Most buyers remain fiercely anonymous, which is why it caused such a stir when the winning bidder of Van Gogh’s painting L’Allee des Alyschamps placed his bid of $66.3million sitting in the room at Sotheby’s in jeans and a hooded jacket.  Another notable buyer is Sheika Mayassa Al Thani, who chairs Qatar Museums that manages the country’s art collection.  In recent years she has overseen the purchase of works by Damien Hirst, Andy Warhol, Mark Rothko, and Cezanne’s “Card Players” (paying a record-setting $250m).  The Al Thani family is reported to have purchased Picasso’s Les Femmes d’Alger for a record price of $180m at Christie’s in May.

What trends do you see in the sector?

The ‘art as investment’ trend seems to be partly responsible for the increasingly high prices seen today, and with interest rates remaining low, this trend seems set to continue.

What are three most important things to know about the UK arts market?

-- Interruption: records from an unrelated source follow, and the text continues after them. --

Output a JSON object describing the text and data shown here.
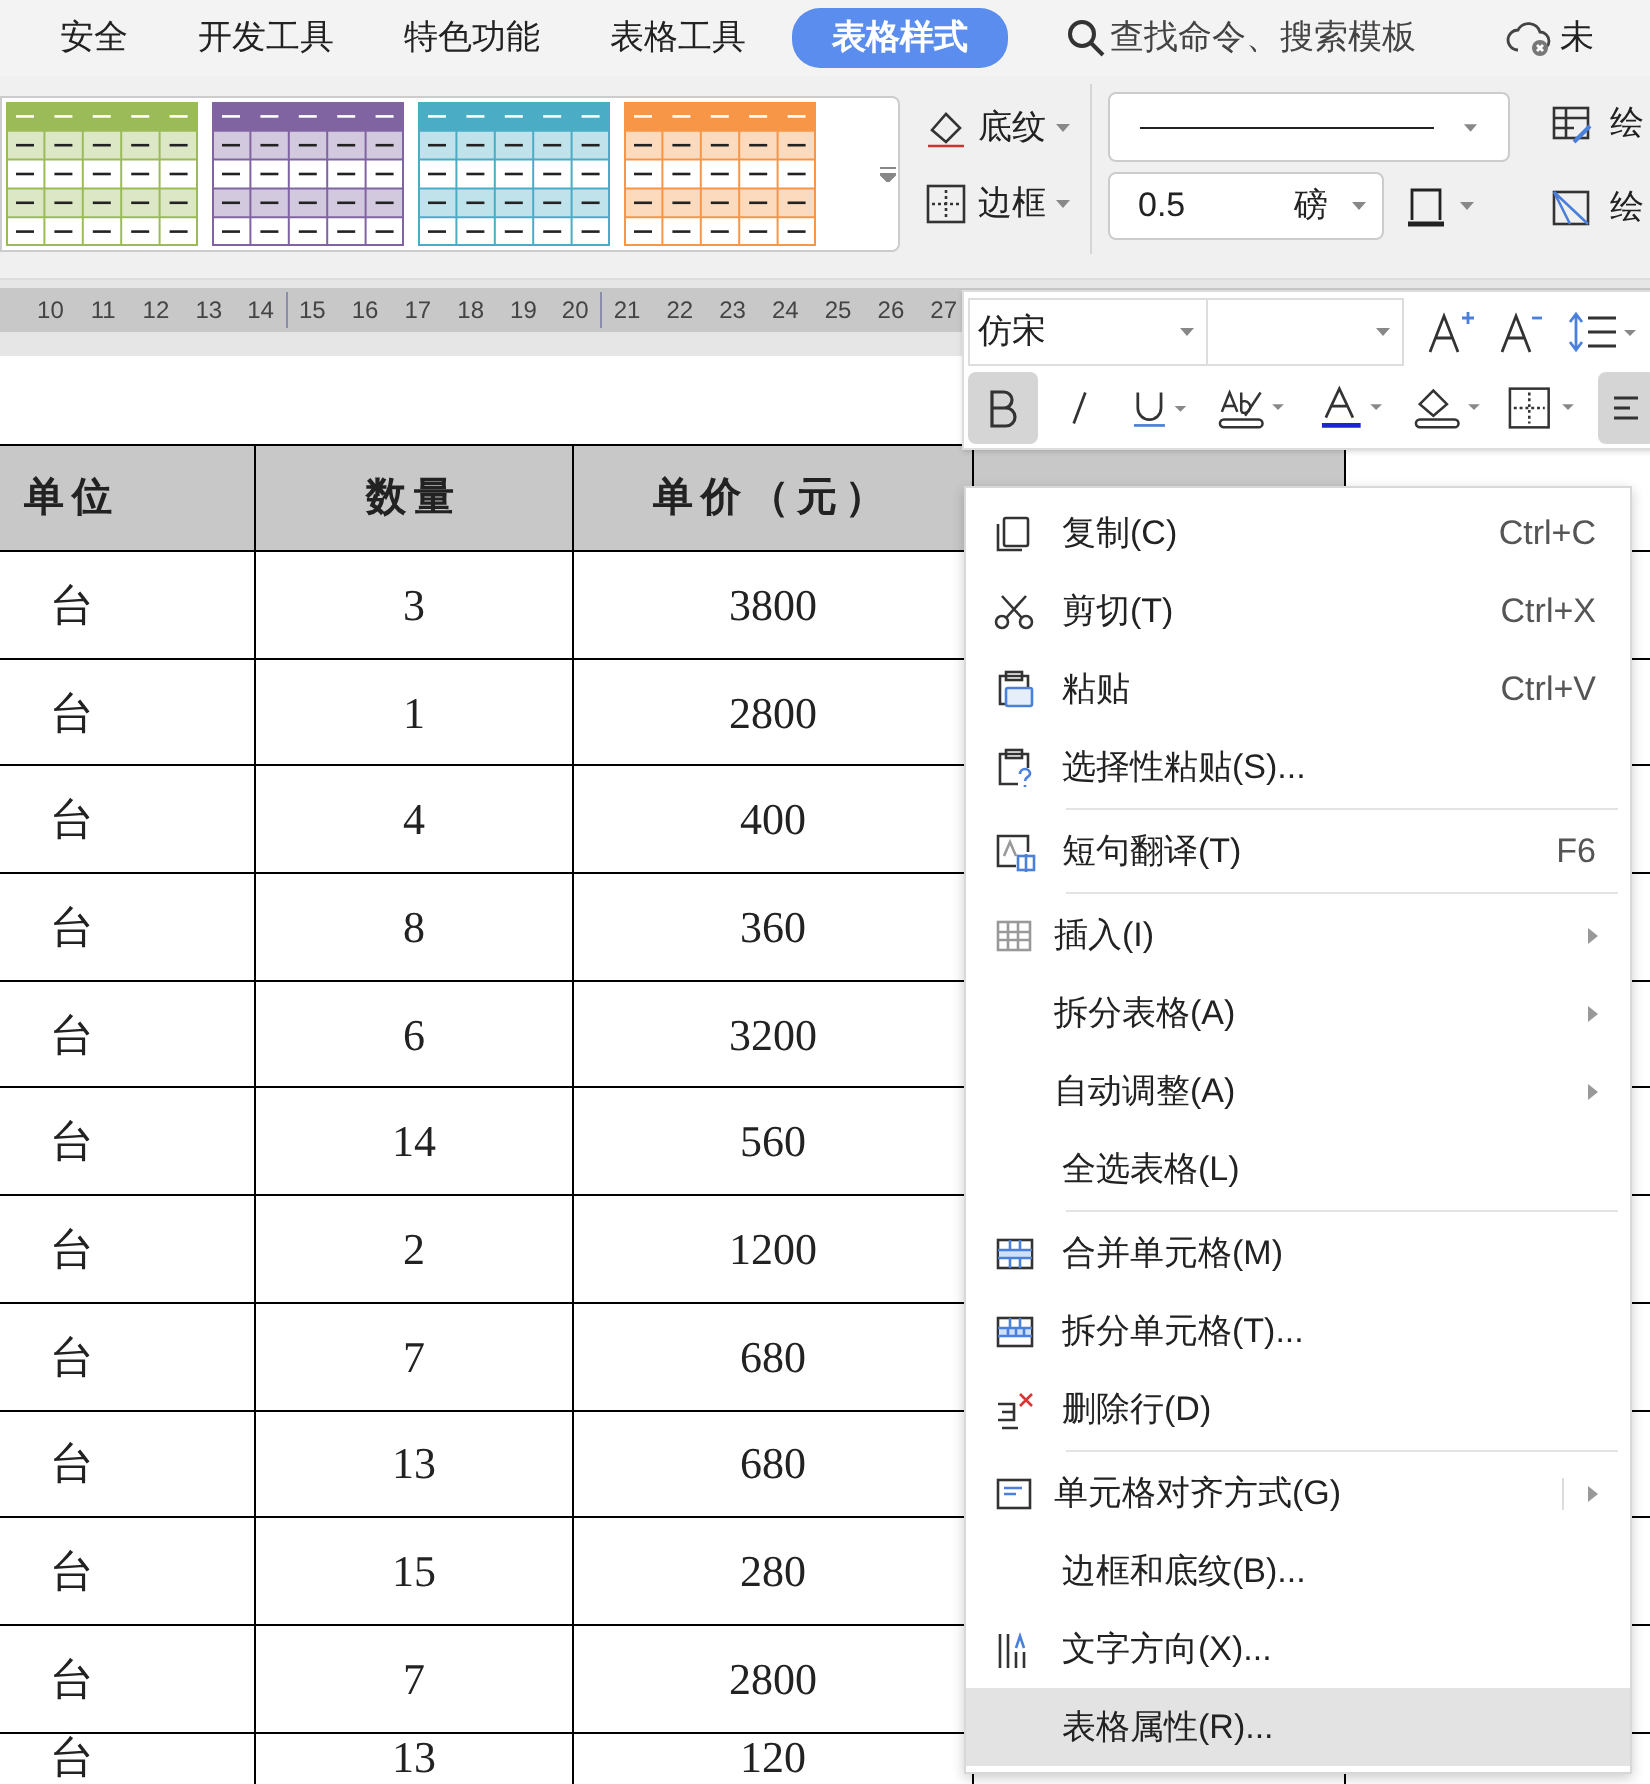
{
  "tabs": [
    {
      "label": "安全",
      "selected": false
    },
    {
      "label": "开发工具",
      "selected": false
    },
    {
      "label": "特色功能",
      "selected": false
    },
    {
      "label": "表格工具",
      "selected": false
    },
    {
      "label": "表格样式",
      "selected": true
    }
  ],
  "search": {
    "placeholder": "查找命令、搜索模板"
  },
  "cloud_label": "未",
  "style_gallery": [
    {
      "color": "#9bbb59"
    },
    {
      "color": "#8064a2"
    },
    {
      "color": "#4bacc6"
    },
    {
      "color": "#f79646"
    }
  ],
  "ribbon_buttons": [
    {
      "label": "底纹"
    },
    {
      "label": "边框"
    }
  ],
  "line_width": {
    "value": "0.5",
    "unit": "磅"
  },
  "draw_buttons": [
    {
      "label": "绘"
    },
    {
      "label": "绘"
    }
  ],
  "ruler": [
    "10",
    "11",
    "12",
    "13",
    "14",
    "15",
    "16",
    "17",
    "18",
    "19",
    "20",
    "21",
    "22",
    "23",
    "24",
    "25",
    "26",
    "27"
  ],
  "mini_toolbar": {
    "font": "仿宋",
    "bold_selected": true
  },
  "table": {
    "columns": [
      "单位",
      "数量",
      "单价（元）"
    ],
    "rows": [
      [
        "台",
        "3",
        "3800"
      ],
      [
        "台",
        "1",
        "2800"
      ],
      [
        "台",
        "4",
        "400"
      ],
      [
        "台",
        "8",
        "360"
      ],
      [
        "台",
        "6",
        "3200"
      ],
      [
        "台",
        "14",
        "560"
      ],
      [
        "台",
        "2",
        "1200"
      ],
      [
        "台",
        "7",
        "680"
      ],
      [
        "台",
        "13",
        "680"
      ],
      [
        "台",
        "15",
        "280"
      ],
      [
        "台",
        "7",
        "2800"
      ],
      [
        "台",
        "13",
        "120"
      ]
    ]
  },
  "context_menu": [
    {
      "label": "复制(C)",
      "shortcut": "Ctrl+C",
      "submenu": false,
      "separator_after": false,
      "highlighted": false
    },
    {
      "label": "剪切(T)",
      "shortcut": "Ctrl+X",
      "submenu": false,
      "separator_after": false,
      "highlighted": false
    },
    {
      "label": "粘贴",
      "shortcut": "Ctrl+V",
      "submenu": false,
      "separator_after": false,
      "highlighted": false
    },
    {
      "label": "选择性粘贴(S)...",
      "submenu": false,
      "separator_after": true,
      "highlighted": false
    },
    {
      "label": "短句翻译(T)",
      "shortcut": "F6",
      "submenu": false,
      "separator_after": true,
      "highlighted": false
    },
    {
      "label": "插入(I)",
      "submenu": true,
      "separator_after": false,
      "highlighted": false
    },
    {
      "label": "拆分表格(A)",
      "submenu": true,
      "separator_after": false,
      "highlighted": false
    },
    {
      "label": "自动调整(A)",
      "submenu": true,
      "separator_after": false,
      "highlighted": false
    },
    {
      "label": "全选表格(L)",
      "submenu": false,
      "separator_after": true,
      "highlighted": false
    },
    {
      "label": "合并单元格(M)",
      "submenu": false,
      "separator_after": false,
      "highlighted": false
    },
    {
      "label": "拆分单元格(T)...",
      "submenu": false,
      "separator_after": false,
      "highlighted": false
    },
    {
      "label": "删除行(D)",
      "submenu": false,
      "separator_after": true,
      "highlighted": false
    },
    {
      "label": "单元格对齐方式(G)",
      "submenu": true,
      "separator_after": false,
      "highlighted": false
    },
    {
      "label": "边框和底纹(B)...",
      "submenu": false,
      "separator_after": false,
      "highlighted": false
    },
    {
      "label": "文字方向(X)...",
      "submenu": false,
      "separator_after": false,
      "highlighted": false
    },
    {
      "label": "表格属性(R)...",
      "submenu": false,
      "separator_after": false,
      "highlighted": true
    }
  ]
}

Firstly, sellers at auction should make sure they give the auction house as much information as possible about their item, and communicate instructions clearly in writing, to the right person. Consignors should think about the best auction house, the best location, and the best time to sell their item, as well as the best price.
Secondly, buyers at auction should carefully consider the auctioneer’s terms and conditions of sale, as the buyer will have to rely on these if there are any problems following the sale, and the auctioneer will often seek to limit or exclude its liability.
Finally, for high value items, buyers may wish to undertake their own due diligence to satisfy themselves that the piece has been correctly catalogued. This may include provenance research and/or consulting external experts and scholars for a second opinion on attribution.